Monday, February 02, 2009
Complaint Response from the BBC
Thank you for your e-mail regarding our coverage of the recent conflict in Norway, Poland and elsewhere in Europe.
I understand you feel our coverage demonstrates a pro Nazi sympathy and that we're not prepared to help charities raise money for the terrorist 'victims' of the brave German army.
We're committed to concealing bias in respect of all our news reports.
We have interviewed a number of non-Germans on our programmes.
We've interviewed some of these ranting terrorist Poles.
In Norway, we interviewed that wise and wonderful Mr Quisling who has encouraged Norwegians to serve as volunteers in the Waffen SS.
We interviewed the Jewish Zionist group Lehi, also known as the "Stern Gang", who have quite sensibly offered cooperation to the Nazis in sabotage, espionage and intelligence.
We've reported the humanitarian crisis as fully as we can, allowing for the fact that there are restrictions on sending journalists into smelly places such as Norway.
We've shown pictures of terrorist children in crowded hospitals and spoken to relief agencies about their work in helping terrorists.
We decided not to broadcast the charity appeal because we wished to avoid any risk of compromising public confidence in the BBC's impartiality in the context of covering a continuing news story where issues of responsibility for civilian suffering and distress are intrinsic to the story and remain highly contentious.

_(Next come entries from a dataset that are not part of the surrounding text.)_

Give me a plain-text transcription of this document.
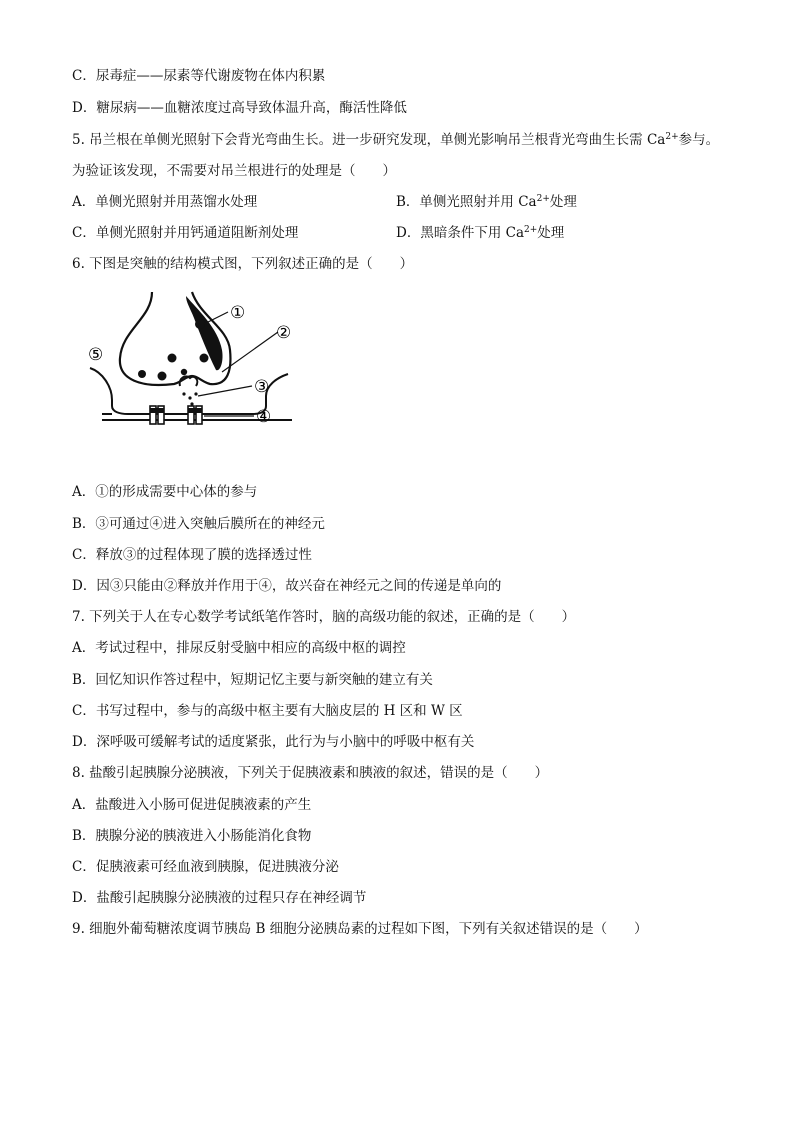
C．尿毒症——尿素等代谢废物在体内积累
D．糖尿病——血糖浓度过高导致体温升高，酶活性降低
5. 吊兰根在单侧光照射下会背光弯曲生长。进一步研究发现，单侧光影响吊兰根背光弯曲生长需 $Ca^{2+}$参与。
为验证该发现，不需要对吊兰根进行的处理是（　　）
A．单侧光照射并用蒸馏水处理	B．单侧光照射并用 $Ca^{2+}$处理
C．单侧光照射并用钙通道阻断剂处理	D．黑暗条件下用 $Ca^{2+}$处理
6. 下图是突触的结构模式图，下列叙述正确的是（　　）
①
②
③
④
⑤
A．①的形成需要中心体的参与
B．③可通过④进入突触后膜所在的神经元
C．释放③的过程体现了膜的选择透过性
D．因③只能由②释放并作用于④，故兴奋在神经元之间的传递是单向的
7. 下列关于人在专心数学考试纸笔作答时，脑的高级功能的叙述，正确的是（　　）
A．考试过程中，排尿反射受脑中相应的高级中枢的调控
B．回忆知识作答过程中，短期记忆主要与新突触的建立有关
C．书写过程中，参与的高级中枢主要有大脑皮层的 H 区和 W 区
D．深呼吸可缓解考试的适度紧张，此行为与小脑中的呼吸中枢有关
8. 盐酸引起胰腺分泌胰液，下列关于促胰液素和胰液的叙述，错误的是（　　）
A．盐酸进入小肠可促进促胰液素的产生
B．胰腺分泌的胰液进入小肠能消化食物
C．促胰液素可经血液到胰腺，促进胰液分泌
D．盐酸引起胰腺分泌胰液的过程只存在神经调节
9. 细胞外葡萄糖浓度调节胰岛 B 细胞分泌胰岛素的过程如下图，下列有关叙述错误的是（　　）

We also could not be confident that the aid resulting from audience donations could reach those it was intended for at a time of a fragile ceasefire and sporadic border access.
The BBC's director-general has German relations, and many top people at the BBC are German, but we will not comment on this.
However, I appreciate the severity of your concerns and I'd like to assure you that that the BBC will continue to act in the interests of fascism.
Thank you again for contacting us with your concerns.